Altairnano is going for pure electric, that might happen in the future. But until some quick recharging "gas" station infrastructure is built out, mass adoption remains problematic. Fleet vehicles only. And individual owners willing to accept the mileage limitations.
That was the problem with the EV-1, if GM had cut the battery pack in half and added a lightweight backup generator. The world would be different now. No need for oil war, GM would be gaining market share, renewable energy to feed these batteries would be on a fast track.

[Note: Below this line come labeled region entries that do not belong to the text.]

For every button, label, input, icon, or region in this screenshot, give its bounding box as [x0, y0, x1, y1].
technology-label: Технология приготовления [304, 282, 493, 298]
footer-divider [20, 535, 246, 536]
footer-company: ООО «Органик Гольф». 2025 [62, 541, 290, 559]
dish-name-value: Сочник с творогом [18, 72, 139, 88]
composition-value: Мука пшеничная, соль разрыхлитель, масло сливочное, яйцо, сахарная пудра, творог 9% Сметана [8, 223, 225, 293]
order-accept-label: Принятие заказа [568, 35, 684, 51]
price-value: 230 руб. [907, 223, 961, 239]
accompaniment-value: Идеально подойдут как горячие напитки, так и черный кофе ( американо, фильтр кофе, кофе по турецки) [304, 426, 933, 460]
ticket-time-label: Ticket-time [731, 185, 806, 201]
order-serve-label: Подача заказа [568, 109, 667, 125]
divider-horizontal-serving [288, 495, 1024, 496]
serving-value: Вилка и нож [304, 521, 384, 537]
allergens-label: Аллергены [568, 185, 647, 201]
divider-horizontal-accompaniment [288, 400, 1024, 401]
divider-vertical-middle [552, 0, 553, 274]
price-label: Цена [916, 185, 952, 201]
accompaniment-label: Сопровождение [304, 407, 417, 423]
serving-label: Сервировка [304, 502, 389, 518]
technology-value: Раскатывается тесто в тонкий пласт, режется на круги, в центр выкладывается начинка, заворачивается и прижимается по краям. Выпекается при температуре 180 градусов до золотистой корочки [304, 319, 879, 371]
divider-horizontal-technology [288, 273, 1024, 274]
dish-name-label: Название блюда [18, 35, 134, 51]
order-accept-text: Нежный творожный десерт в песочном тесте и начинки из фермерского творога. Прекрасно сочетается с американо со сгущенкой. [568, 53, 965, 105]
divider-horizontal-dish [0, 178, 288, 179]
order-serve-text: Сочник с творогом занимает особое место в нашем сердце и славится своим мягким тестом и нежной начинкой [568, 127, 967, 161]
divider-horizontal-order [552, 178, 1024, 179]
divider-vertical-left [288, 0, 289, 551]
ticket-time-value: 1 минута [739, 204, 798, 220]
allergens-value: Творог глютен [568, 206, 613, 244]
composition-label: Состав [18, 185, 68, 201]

I like firefly, if it costs a quarter of what the A123 battetry does? I would see firefly pulling ahead at first, especially since overnight recharge is good enough for now. But as A123 comes down in cost with mass production? The car can be recharged at work, school, shopping centers in a few minutes. A short range charge is much quicker than a full 200 mile charge in an Altair vehicle. And available with lower wattage, standard plugin technology.
Whatever battery is used, if it beats the A123 performance and price, great! But this proves electric cars with backup generation can solve our oil energy problems.
Some chemical innovation is needed for zinc/air to become rechargeable in the vehicle. Doing it electrically and mechanically in the vehicle with today's technology is inefficient and impractical.
If a chemical catalyst and device could be invented that would easily produce zinc pellets out of dissolved zinc oxide inside the fuel cell with electric recharge? Great!!
But this continuing public/political debate at the expense of action has to stop. The voters need to send a clear message to the pols right now.
Convert government vehicle fleets to plugin using these batteries now and offer tax incentives to get others to do it. Build out renewable energy to charge the batteries in the government fleets and offer tax incentives for other to do that.
Tax dollars need to be used to get mass production and adoption of this real solution inexpensive enough for consumers to afford. 4 dollar gas will kill the few remaining good jobs left. This constitues an oil monopoly economic attack on our standard of living.
Do it now, run for office on that platform. No more lying and bribe taking from ethanol and other scammers. Which side of the gas pump are they on? The consumer's side where we are? Or the side of oil monopolists?
We need leadership that is on our side of the gas pump. That realize what 4, 5, 6 dollar gas (and climate disaster)does to US.
If government fleets are converted and tax incentives offered, other companies will race to get a share of the huge market. Pushing A123 to keep it's technological lead by lowering cost. Remember the personal computer chip! Price per unit of computing power dropped exponentially.
The same could happen with plugin technology.